Anikó ist der Ansicht, dass die Linke es damals einfach verschlafen hat, den Menschen eine alternative Vision zu vermitteln. Sie konnten ihnen nicht zeigen, wie die Welt aussehen könnte. Dagegen hatten die Rechten schnell Gehör gefunden, denn sie hatten klare Visionen und Bilder, die sie den Leuten präsentierten. „Ungleichheiten werden eher im Rahmen kultureller Gegensätze und Unterdrückung problematisiert“, erklärt sie, „während die materiellen Aspekte sozialer Ungleichheiten eher im Verborgenen liegen. Die Wähler*innen hören viel von den Politiker*innen über die Bedeutung der Menschenwürde verschiedener Minderheiten in der Gesellschaft. Aber sie hören weniger über die Menschenwürde derer, die am Existenzminimum leben oder am Fließband für einen Mindestlohn arbeiten – viele von ihnen Frauen, viele von ihnen allein erziehende Mütter“, erklärt sie.
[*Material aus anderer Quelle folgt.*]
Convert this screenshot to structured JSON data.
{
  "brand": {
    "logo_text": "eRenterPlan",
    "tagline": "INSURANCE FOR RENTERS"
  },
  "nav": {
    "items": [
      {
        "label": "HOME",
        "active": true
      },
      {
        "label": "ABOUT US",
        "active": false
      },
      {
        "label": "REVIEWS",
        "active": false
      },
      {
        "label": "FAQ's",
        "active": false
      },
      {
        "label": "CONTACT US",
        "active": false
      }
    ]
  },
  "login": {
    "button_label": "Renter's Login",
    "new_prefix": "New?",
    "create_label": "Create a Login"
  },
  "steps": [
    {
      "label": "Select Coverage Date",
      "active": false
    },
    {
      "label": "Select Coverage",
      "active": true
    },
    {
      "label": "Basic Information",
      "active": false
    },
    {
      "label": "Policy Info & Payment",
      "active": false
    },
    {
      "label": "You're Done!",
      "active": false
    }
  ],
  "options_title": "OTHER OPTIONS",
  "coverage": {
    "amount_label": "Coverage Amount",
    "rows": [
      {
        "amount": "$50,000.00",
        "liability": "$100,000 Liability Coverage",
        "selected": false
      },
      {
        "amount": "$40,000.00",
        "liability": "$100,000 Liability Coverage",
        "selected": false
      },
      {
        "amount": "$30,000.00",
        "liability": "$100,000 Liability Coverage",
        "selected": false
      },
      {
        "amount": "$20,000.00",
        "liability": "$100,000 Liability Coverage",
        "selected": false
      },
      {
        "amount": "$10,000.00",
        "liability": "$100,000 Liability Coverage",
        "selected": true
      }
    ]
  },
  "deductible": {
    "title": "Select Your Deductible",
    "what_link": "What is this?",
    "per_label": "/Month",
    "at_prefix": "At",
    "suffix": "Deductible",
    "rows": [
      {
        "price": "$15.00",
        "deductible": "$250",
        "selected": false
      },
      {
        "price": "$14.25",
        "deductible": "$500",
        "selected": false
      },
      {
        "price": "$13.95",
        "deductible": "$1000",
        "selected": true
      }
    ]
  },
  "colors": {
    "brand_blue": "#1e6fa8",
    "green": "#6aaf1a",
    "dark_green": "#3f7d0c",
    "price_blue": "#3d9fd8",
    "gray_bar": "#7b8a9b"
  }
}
„Politiker wie Orbán, Putin, Erdogan, Bolsonaro, Trump, Parteien wie die AfD und Fälle wie der Brexit sind allesamt Symptome derselben Krise. Diese Krise ist durch die freien Märkte und der Globalisierung entstanden und niemand hat sich darum gekümmert“, meint sie.
Wenn es der Linken nicht gelingt, mit sozialdemokratischen Ideen Argumente zu gewinnen, ist klar, dass ein völliges Umdenken erforderlich ist. Solange wir keine politische Kraft haben, die diesen Argumenten entgegentreten kann, gehen die Anti-Abtreibungsdemos und der Pronatalismus nirgendwo hin. Diejenigen, die sich zurückgelassen fühlen, flüchten sich in Nationalismus und Protektionismus. Die traurige Wahrheit ist aber: Frauen sind in jedem Fall am Ende der Kette zu finden.